Linked Data for modelling and replicating the knowledge production process in data-driven humanities research

Stapel, R.J. and Zandhuis, I. (2024) ‘Linked Data for modelling and replicating the knowledge production process in data-driven humanities research’, Digital Scholarship in the Humanities, 39, pp. i1–i8. Available at: https://doi.org/10.1093/llc/fqae038.

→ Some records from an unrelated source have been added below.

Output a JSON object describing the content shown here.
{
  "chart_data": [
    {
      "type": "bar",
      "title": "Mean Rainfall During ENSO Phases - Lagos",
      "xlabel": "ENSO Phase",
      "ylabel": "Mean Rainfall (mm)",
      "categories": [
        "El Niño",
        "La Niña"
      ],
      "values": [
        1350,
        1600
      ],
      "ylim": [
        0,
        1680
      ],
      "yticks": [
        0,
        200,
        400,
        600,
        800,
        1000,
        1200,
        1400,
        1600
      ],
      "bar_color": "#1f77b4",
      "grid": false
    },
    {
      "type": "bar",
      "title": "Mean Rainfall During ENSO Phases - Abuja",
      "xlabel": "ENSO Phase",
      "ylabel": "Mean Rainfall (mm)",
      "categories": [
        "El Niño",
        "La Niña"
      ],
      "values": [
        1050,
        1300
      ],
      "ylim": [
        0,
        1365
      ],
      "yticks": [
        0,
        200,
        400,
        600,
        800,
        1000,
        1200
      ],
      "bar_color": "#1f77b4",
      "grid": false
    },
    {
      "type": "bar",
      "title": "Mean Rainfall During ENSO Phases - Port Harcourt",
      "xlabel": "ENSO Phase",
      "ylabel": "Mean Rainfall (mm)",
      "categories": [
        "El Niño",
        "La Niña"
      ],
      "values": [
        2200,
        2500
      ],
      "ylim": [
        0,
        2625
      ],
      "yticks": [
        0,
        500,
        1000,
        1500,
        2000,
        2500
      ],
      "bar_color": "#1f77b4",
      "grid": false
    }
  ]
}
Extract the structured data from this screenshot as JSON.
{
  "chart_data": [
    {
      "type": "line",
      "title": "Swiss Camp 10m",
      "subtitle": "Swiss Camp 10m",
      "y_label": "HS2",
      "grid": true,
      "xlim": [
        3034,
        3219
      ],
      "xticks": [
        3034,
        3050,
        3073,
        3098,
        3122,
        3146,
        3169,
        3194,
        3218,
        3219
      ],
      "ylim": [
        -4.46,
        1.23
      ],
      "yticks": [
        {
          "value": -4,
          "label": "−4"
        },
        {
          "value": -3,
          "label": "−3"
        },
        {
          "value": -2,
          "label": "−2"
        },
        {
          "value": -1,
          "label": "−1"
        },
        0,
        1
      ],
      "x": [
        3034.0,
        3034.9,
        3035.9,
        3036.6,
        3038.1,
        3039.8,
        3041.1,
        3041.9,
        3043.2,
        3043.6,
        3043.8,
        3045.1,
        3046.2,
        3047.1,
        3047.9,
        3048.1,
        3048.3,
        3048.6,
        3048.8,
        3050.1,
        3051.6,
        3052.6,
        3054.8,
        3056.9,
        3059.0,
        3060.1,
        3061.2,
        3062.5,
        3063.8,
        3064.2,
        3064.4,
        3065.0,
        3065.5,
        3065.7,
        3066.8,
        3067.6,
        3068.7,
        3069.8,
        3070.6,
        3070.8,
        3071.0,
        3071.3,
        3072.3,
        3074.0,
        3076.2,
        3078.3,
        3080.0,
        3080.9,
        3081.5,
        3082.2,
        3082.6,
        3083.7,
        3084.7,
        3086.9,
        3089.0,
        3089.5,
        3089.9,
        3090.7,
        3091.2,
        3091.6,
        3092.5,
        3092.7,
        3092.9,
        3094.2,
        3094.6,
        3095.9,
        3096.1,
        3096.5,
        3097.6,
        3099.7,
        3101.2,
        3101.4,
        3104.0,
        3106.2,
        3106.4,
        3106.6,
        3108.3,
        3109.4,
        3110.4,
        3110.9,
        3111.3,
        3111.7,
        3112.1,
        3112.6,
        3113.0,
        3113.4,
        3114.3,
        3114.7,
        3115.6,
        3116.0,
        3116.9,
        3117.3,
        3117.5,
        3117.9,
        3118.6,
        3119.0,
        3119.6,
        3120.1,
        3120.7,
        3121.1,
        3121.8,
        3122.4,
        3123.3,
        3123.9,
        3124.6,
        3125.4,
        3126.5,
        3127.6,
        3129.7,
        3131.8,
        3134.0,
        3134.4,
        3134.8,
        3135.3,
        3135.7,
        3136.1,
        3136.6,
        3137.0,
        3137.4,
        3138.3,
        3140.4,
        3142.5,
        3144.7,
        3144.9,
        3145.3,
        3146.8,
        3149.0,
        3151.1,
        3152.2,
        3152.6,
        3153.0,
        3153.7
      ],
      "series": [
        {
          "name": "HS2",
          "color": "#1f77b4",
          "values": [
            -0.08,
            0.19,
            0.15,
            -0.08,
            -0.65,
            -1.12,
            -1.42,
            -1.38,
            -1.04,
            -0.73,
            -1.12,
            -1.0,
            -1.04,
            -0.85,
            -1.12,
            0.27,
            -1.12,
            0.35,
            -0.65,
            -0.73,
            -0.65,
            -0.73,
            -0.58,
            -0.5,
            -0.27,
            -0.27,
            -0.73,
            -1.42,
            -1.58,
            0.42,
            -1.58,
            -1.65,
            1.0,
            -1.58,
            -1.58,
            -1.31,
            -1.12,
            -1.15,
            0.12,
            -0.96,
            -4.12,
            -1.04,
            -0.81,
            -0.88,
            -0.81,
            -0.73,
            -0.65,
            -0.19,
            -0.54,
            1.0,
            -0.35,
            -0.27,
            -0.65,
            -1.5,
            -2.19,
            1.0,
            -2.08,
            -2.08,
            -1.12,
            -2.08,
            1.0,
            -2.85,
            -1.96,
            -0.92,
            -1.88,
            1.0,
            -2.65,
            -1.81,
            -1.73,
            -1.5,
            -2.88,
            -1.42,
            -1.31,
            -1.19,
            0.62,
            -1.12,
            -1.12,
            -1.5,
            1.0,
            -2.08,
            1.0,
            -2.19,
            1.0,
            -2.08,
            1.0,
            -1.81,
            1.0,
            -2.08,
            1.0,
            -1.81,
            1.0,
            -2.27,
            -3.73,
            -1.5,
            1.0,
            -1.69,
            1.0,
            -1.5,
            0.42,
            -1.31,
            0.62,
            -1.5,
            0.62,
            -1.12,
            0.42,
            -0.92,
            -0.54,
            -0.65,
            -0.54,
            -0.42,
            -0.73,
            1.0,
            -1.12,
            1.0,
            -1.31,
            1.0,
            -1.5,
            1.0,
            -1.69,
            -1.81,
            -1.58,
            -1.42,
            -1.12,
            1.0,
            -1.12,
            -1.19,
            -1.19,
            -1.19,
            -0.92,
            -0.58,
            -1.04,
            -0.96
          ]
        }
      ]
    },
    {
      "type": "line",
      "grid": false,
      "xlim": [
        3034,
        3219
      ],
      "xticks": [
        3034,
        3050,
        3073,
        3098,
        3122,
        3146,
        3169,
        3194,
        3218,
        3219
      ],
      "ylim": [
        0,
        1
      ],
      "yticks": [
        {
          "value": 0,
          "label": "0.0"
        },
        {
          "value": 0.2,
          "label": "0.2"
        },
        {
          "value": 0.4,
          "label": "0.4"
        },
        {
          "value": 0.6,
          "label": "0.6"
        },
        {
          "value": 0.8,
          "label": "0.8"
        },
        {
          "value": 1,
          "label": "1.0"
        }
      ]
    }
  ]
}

The steps from primary source to scholarly claim typically follow a ‘breadcrumb trail’ of wide-ranging decisions by one or more scholars. For replication studies, these decisions must be identified and made as explicit as possible so that the results can be faithfully reproduced. We use a replication study of premodern population estimates as a use case to gain more insight into the kinds of scholarly practices that need to be made explicit, and to think about possible solutions for modelling this process with future replicability in mind. We argue that Linked Data is the logical and flexible technique for modelling such a replication study. For our use case, it allows us to capture both the data itself and the individual decisions made to arrive at a scientifically derived population estimate based on, for example, geographical phenomena or source criticism. In this article, we set an agenda for the use of Linked Data in data-driven humanities research by exploring the benefits, opportunities, and challenges associated with using Linked Data to conduct a replication study in the humanities (and to promote the reproducibility of humanities research more generally). We identify three key aspects that can benefit from the flexibility offered by Linked Data: increasing the trustworthiness of quantitative studies; facilitating the reproducibility of future studies; and facilitating the interpretation of replication results.